Conclusions: AbVLM-Q provides a novel method for automated ultrasound quality assessment, functioning as both an evaluation tool and a training platform for standardized scanning. It bridges AI-driven imaging analysis with clinical workflows, enhancing quality control in ultrasound diagnostics.

Abstract Image

查看原文本刊更多论文

AbVLM-Q：基于视觉语言建模的腹部超声标准平面质量智能评估。

背景：腹部超声是非侵入性和高效的，但由于操作者的依赖性和程序的复杂性，获取标准平面仍然具有挑战性。我们提出AbVLM-Q，一个用于腹部超声标准平面自动质量评估的视觉语言框架。

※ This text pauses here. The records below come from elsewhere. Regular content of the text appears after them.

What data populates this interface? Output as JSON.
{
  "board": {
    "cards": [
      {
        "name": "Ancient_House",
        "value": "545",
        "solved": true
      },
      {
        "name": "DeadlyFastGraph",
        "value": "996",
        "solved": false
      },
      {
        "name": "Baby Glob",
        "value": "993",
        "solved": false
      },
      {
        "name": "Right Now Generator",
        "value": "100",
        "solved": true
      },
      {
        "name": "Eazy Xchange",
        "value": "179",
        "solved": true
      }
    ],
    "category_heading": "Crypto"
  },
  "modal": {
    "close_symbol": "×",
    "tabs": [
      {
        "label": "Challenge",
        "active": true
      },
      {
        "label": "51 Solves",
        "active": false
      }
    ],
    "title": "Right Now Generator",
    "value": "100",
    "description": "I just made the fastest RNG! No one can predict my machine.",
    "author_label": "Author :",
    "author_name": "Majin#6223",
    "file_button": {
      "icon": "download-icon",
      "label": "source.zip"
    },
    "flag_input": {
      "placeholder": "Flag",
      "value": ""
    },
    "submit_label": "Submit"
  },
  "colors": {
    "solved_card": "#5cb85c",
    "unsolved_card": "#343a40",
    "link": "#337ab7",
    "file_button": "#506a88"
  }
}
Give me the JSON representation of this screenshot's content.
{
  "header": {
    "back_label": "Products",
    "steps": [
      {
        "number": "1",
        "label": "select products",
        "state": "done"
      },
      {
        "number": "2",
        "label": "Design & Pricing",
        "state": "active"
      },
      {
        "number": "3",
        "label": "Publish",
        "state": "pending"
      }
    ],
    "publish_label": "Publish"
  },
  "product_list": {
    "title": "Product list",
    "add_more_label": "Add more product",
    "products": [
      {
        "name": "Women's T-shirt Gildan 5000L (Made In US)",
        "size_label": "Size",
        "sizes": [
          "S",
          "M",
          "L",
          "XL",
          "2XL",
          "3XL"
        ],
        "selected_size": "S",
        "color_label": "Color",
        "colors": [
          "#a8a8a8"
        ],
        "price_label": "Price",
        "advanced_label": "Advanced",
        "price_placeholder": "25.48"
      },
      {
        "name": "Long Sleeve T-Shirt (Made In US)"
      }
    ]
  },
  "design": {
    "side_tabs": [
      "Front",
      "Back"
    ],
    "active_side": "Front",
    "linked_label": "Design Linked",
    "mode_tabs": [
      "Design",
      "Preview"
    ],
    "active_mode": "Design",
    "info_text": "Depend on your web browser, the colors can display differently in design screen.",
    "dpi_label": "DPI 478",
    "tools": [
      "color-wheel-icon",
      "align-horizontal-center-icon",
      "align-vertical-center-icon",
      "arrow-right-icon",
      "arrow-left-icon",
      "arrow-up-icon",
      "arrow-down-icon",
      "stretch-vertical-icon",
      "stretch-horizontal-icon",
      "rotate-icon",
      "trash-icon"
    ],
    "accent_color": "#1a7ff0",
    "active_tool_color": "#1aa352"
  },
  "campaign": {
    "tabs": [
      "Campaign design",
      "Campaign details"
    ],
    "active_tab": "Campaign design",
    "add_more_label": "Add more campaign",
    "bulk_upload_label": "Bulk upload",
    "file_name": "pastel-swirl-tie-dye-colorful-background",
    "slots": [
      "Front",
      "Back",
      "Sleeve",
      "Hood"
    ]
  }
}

方法：在本研究中，我们组装了一个包含7,766个腹部超声扫描的多中心数据集，随机分为训练（70%）、验证（15%）和测试（15%）三个子集。提出的AbVLM-Q方法采用三步方法开发：(1)结合空间感知查询和顺序推理的分层提示；(2)基于多层次临床处罚标准的可量化评分机制；(3)基于LoRA （Low-Rank Adaptation）的预训练视觉语言模型微调。性能评估使用平均召回率，精度，标签准确性，子集准确性和混淆矩阵分析。结果：系统实现关键结构检测，平均查全率为88.90%，查全率为98.10%，查全率高于Faster R-CNN（查全率为89.77%，查全率为88.64%，置信阈值为0.5）。平面分类的标签准确率为98.96%，子集准确率为96.28%，超过了最好的CNN（97.84%, 94.29%）。结论：AbVLM-Q为自动化超声质量评估提供了一种新颖的方法，既可以作为评估工具，又可以作为标准化扫描的培训平台。它将人工智能驱动的成像分析与临床工作流程结合起来，增强了超声诊断的质量控制。

本文章由计算机程序翻译，如有差异，请以英文原文为准。

求助全文

约1分钟内获得全文求助全文

来源期刊

BMC Medical Imaging RADIOLOGY, NUCLEAR MEDICINE & MEDICAL IMAGING-

CiteScore

4.60

自引率

3.70%

发文量

198

审稿时长

27 weeks

期刊介绍： BMC Medical Imaging is an open access journal publishing original peer-reviewed research articles in the development, evaluation, and use of imaging techniques and image processing tools to diagnose and manage disease.